Que la santé soit un capital, le prolétaire vivant parmi les autres à la force de ses seuls bras l’a toujours su ; ainsi, bien conscient de la portée économique d’un physique en pleine forme, s’est-on s’est toujours souhaité de concert la bonne année de pair avec  la bonne santé. Un proverbe malicieux que je relève dans un recueil de sagesse populaire le dit clairement : « Soigne ta peau, te la porteras longtemps »

Mais le rapport à la peau, c'est-à-dire à la santé, demeurait encore un rapport à soi, c'est-à-dire à l’être. On était en bonne santé. Ce qui a changé avec le capital santé, prolongement des chèques restaurant ou vacances, c’est que la santé est dorénavant un avoir qui s’entretient au même titre qu’un parc immobilier, un portefeuille d’actions ou un bon héritage. Comme l'expression, mon corps en bonne santé devient un lieu commun de l'époque, le capital-santé faisant partie du package indispensable à toute existence heureuse en social-démocratie globalisée.

Capital-santé : La notion s’est propagée durant ces foutues années 80, aussi incongrue à notre patrimoine culturelle qu’étrangère à notre patrimoine linguistique. Dans la forme, la suppression de la préposition entre le terme santé et le terme capital est une construction issue du marketing. Elle  fleurait bon son consumérisme ambiant et son modernisme dynamique, tout comme  les prix-fêtes, les cadeaux-fidélité, la ligne-visage, la laque-double action, la poudre spéciale-textiles délicats, l’assurance tous risques   Mais l’expression n’est pas seulement dissonante à l’oreille, elle est aussi lourde de trivialité en assimilant la bonne forme à une valeur capitalisable, autrement dit à un bien, une marchandise. Derrière la capital-santé se cache l’ombre massive de l’OMS et de ses recommandations : dans cette perspective, il ne suffit plus d’être bien dans sa peau pour soi-même, la santé devient une sorte de devoir (un de plus) à l’égard de la société de consommation : manger équilibré, limiter le sucre, surveiller le cholestérol, dépister le cancer à temps, ne pas fumer, ne pas boire et rester svelte… Bref, traiter son corps comme une partie de l’espace public, et non plus comme le lieu même de l’intime.

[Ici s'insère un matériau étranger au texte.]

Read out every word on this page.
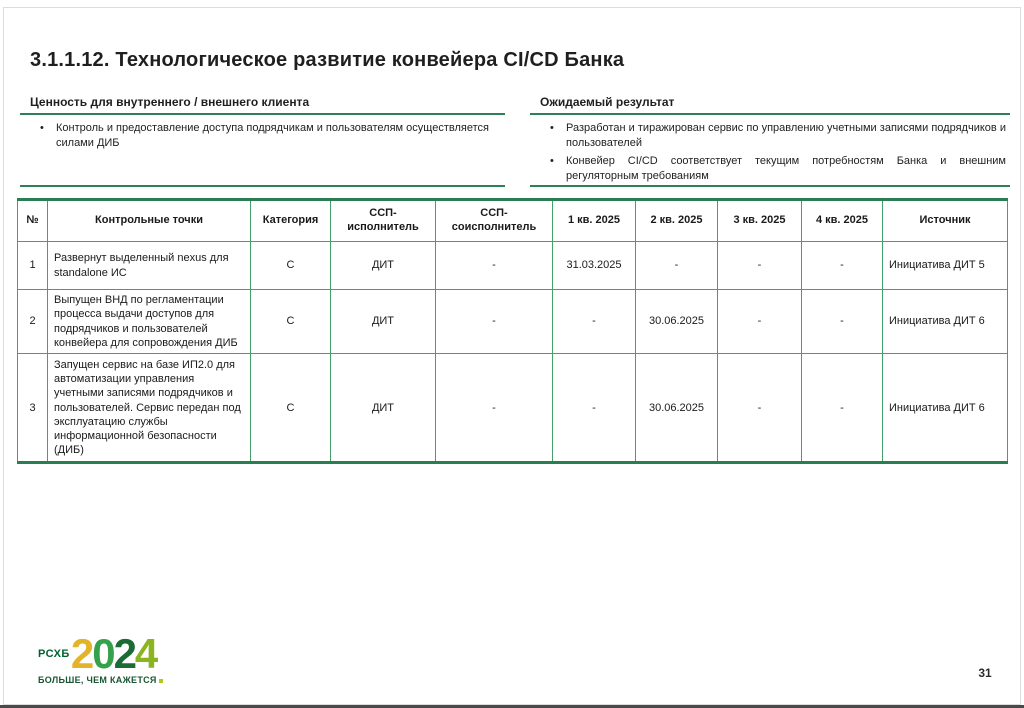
3.1.1.12. Технологическое развитие конвейера CI/CD Банка
Ценность для внутреннего / внешнего клиента
• Контроль и предоставление доступа подрядчикам и пользователям осуществляется силами ДИБ
Ожидаемый результат
• Разработан и тиражирован сервис по управлению учетными записями подрядчиков и пользователей
• Конвейер CI/CD соответствует текущим потребностям Банка и внешним регуляторным требованиям
№	Контрольные точки	Категория	ССП-исполнитель	ССП-соисполнитель	1 кв. 2025	2 кв. 2025	3 кв. 2025	4 кв. 2025	Источник
1	Развернут выделенный nexus для standalone ИС	С	ДИТ	-	31.03.2025	-	-	-	Инициатива ДИТ 5
2	Выпущен ВНД по регламентации процесса выдачи доступов для подрядчиков и пользователей конвейера для сопровождения ДИБ	С	ДИТ	-	-	30.06.2025	-	-	Инициатива ДИТ 6
3	Запущен сервис на базе ИП2.0 для автоматизации управления учетными записями подрядчиков и пользователей. Сервис передан под эксплуатацию службы информационной безопасности (ДИБ)	С	ДИТ	-	-	30.06.2025	-	-	Инициатива ДИТ 6
РСХБ 2024
БОЛЬШЕ, ЧЕМ КАЖЕТСЯ	31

Au regard de la norme ainsi constituée avec sa cohorte de Diafoirus (pharmaciens, diététiciens, conseillers et spécialistes de tous crins), le « comportement sanitaire » de chacun d’entre nous devient conforme ou non à ce qu’on peut attendre d’un bon citoyen, au même titre qu’un comportement économique ou social.  

Parlera-t-on un jour de délinquant sanitaire ?

Les plus imprévoyants, déjà, les plus irresponsables (les pauvres et les incultes) qui perdent ou dissipent leur capital pour finir poivrots, tabagiques ou obèses sont de plus en plus mis à l’index. A l’autre bout de la table, on montre en exemple ceux qui savent rester sain en faisant fructifier leur capital, de liftings en transfusions sanguines complètes, de liposuccions en greffes d’organes : En matière de santé comme en tout, on ne fait crédit qu’aux riches.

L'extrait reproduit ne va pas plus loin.